2.3  Peran latihan dan pengalaman

            Latihan berpikir, merumuskan masalah dan memecahkannya, serta mengambil kesimpulan akan membantu seseorang untuk mengembangkan pemikiran atau inteligensinya. Seorang anak yang sudah mulai dapat berpikir deduktif dan abstrak perlu mengembangkan diri dengan pengalaman – pengalaman dalam menggunakan pemikirannya. Piaget membedakan dua macam pengalaman, yaitu:

a.       Pengalaman fisis, terdiri dari tindakan atau aksi seseorang terhadap objek yang dihadapi untuk mengabstraksi sifat – sifatnya.contohnya: pengalaman melihat dan mengamati anjing akan membantu mengabstraksi sifat – sifat anjing yang pada tahap selanjutnya membantu pemikiran orang itu tentang anjing.

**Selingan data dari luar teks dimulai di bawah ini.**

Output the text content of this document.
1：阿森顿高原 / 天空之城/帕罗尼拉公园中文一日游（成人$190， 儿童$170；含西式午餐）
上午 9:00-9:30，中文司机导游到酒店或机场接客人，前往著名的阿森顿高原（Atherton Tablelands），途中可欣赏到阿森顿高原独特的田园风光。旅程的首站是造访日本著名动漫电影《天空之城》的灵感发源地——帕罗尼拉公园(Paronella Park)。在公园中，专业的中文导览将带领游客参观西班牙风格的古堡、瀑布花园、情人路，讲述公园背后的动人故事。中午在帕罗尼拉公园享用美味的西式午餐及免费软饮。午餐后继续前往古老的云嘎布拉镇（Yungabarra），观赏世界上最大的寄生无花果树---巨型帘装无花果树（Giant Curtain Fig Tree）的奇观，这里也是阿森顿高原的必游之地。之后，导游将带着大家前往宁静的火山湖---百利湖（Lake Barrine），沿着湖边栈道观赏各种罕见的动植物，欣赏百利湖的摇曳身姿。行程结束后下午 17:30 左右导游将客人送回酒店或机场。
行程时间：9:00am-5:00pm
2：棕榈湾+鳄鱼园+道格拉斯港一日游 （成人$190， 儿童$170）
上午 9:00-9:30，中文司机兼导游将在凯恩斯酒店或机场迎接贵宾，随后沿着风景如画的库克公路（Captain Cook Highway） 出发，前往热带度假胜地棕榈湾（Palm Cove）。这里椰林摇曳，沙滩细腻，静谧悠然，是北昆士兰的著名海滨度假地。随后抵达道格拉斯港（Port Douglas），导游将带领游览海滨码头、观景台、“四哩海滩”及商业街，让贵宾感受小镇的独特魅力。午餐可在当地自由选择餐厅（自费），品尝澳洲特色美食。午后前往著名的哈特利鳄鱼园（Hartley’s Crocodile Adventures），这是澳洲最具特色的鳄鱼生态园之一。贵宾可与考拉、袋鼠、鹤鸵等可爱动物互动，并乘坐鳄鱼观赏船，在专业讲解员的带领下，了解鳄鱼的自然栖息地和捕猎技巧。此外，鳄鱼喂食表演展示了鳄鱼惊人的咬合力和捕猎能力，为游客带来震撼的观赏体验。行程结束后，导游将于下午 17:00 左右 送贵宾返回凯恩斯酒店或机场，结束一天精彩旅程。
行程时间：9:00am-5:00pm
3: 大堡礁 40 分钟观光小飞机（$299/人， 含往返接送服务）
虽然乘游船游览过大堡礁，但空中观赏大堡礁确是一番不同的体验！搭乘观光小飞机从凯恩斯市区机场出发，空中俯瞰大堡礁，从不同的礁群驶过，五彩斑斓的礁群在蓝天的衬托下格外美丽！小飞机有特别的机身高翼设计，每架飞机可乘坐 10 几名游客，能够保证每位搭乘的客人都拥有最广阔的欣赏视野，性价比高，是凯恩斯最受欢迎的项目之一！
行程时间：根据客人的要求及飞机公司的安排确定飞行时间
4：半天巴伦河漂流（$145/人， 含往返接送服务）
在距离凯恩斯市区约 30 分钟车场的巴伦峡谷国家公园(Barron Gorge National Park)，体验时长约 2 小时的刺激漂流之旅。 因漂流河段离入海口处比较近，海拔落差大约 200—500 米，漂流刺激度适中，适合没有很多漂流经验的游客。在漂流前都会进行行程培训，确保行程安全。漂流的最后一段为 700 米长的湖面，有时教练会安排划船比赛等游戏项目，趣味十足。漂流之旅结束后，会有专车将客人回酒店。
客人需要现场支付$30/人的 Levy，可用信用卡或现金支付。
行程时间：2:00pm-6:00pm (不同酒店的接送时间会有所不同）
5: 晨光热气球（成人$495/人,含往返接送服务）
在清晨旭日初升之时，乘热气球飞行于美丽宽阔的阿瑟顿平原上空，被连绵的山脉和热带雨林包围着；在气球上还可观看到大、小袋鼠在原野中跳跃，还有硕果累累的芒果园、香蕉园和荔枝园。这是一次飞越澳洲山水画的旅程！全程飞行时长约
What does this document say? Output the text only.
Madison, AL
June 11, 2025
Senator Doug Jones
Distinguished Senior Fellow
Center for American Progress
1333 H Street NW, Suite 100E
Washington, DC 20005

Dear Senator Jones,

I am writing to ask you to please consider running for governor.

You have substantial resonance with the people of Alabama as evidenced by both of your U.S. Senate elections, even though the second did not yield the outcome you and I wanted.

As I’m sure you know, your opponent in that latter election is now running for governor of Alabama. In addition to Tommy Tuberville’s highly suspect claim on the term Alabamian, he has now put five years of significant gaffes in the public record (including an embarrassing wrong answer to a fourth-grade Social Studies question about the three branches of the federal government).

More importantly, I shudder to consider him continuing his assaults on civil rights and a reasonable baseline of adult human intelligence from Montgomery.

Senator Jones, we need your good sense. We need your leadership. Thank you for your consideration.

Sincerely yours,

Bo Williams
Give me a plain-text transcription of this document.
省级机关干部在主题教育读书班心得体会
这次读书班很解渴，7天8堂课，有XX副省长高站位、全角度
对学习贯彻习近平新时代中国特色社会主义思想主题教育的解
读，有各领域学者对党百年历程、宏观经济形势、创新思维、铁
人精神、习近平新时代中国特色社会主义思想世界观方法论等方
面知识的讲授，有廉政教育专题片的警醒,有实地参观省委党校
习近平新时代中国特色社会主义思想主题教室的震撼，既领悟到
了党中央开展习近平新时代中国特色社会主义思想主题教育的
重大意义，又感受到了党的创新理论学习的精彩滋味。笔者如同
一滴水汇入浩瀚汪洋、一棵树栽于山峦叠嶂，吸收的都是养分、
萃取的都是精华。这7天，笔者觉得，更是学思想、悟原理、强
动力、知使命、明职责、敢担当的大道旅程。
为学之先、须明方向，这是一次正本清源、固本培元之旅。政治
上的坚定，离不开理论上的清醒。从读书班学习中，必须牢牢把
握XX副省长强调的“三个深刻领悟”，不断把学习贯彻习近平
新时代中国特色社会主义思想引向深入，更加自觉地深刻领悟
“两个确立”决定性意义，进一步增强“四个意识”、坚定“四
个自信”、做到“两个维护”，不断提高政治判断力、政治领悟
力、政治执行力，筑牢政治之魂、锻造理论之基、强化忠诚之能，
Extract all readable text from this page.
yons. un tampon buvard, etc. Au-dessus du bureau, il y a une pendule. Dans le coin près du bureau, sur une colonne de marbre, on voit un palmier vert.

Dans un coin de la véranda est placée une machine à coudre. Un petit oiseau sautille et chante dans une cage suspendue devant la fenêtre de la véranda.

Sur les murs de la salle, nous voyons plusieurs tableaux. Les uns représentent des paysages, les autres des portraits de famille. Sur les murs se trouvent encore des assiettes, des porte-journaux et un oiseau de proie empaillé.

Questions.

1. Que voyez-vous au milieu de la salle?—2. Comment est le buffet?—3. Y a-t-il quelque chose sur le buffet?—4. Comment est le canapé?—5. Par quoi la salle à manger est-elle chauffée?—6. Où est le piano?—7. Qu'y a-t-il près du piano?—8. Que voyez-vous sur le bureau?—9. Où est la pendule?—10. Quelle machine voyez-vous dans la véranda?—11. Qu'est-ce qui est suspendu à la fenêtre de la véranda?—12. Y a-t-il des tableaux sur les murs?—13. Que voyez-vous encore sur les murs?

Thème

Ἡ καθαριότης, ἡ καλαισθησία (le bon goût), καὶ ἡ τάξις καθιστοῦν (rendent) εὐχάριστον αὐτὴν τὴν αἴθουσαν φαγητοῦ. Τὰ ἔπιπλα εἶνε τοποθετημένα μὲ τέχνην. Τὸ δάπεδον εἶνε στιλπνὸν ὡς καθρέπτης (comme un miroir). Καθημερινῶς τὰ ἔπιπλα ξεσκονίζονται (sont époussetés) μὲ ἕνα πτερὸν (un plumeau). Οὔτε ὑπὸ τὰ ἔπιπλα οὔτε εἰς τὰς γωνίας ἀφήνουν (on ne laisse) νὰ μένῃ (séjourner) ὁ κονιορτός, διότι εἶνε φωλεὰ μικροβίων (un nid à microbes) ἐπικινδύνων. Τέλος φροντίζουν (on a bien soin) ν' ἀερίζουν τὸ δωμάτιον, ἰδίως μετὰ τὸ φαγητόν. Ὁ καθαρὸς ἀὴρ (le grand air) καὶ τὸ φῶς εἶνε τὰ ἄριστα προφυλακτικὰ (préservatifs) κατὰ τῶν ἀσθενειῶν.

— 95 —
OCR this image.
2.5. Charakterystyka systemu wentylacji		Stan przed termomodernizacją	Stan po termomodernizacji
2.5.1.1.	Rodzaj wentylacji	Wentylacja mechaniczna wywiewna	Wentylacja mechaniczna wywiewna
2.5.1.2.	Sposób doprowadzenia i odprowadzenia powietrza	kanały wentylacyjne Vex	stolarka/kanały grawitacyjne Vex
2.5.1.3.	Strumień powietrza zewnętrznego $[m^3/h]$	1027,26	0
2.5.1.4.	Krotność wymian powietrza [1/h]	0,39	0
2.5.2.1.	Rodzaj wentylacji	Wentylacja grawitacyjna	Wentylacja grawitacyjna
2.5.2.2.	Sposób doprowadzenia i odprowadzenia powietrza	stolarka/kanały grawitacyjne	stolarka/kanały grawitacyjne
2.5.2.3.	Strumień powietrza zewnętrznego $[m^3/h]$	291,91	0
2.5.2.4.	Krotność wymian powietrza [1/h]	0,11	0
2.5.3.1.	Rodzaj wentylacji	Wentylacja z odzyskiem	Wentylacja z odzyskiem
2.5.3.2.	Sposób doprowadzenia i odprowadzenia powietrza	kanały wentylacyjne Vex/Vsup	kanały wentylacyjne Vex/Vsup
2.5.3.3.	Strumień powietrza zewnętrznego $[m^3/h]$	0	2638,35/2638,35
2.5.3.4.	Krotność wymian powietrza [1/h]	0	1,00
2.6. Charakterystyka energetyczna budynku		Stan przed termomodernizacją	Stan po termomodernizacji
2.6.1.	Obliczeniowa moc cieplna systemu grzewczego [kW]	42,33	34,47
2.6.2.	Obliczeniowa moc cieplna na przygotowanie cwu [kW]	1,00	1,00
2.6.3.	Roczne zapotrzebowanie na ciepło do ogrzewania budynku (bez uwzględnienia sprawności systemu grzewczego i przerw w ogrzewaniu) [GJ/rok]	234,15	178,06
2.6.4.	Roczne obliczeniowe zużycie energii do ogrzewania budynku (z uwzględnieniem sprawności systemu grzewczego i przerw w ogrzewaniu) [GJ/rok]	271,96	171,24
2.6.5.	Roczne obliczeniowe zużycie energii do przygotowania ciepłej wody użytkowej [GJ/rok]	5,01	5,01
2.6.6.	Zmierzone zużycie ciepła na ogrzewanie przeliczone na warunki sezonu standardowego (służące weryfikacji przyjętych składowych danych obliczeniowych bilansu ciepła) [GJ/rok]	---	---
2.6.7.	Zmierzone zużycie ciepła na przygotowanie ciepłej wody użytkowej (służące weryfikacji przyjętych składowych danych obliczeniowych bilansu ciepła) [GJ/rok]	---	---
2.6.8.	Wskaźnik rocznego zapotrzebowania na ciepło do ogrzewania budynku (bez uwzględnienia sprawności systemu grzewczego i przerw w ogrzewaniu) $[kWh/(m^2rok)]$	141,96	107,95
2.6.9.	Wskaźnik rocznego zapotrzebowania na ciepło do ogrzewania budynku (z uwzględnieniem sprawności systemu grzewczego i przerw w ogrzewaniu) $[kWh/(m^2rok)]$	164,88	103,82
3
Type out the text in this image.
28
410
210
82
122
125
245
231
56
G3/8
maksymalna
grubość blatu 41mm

b.      Pengalaman matematis-logis, terdiri dari tindakan terhadap objek untuk mempelajari akibat tindakan – tindakan terhadap objek itu. Contohnya: pengalaman menjumlahkan atau mengurangkan benda akan membantu pemikiran anak akan operasi benda itu.

2.4  Interaksi sosial dan transmisi

            Dengan interaksi ini, seorang anak dapat membandingkan pemikiran dan pengetahuan yang telah dibentuknya dengan pemikiran dan pengetahuan orang lain. Ia tertantang untuk semakin memperkembangkan pemikiran dan pengetahuannya sendiri. Dalam interaksi sosial dan transmisi, pengetahuan itu datang dari orang lain baik itu dari orangtuanya maupun masyarakat sekitarnya. Namun, menurut Piaget meskipun interaksi sosial itu sangat penting dalam pengembangan pemikiran seseorang, tindakan interaksi sosial itu tidaklah efektif bila tidak ada tindakan aktif dari anak sendiri. Pemikiran dan pengetahuan anak kurang berkembang pesat apabila anak itu sendiri tidak secara aktif mengolah, mencerna, dan mengambil makna.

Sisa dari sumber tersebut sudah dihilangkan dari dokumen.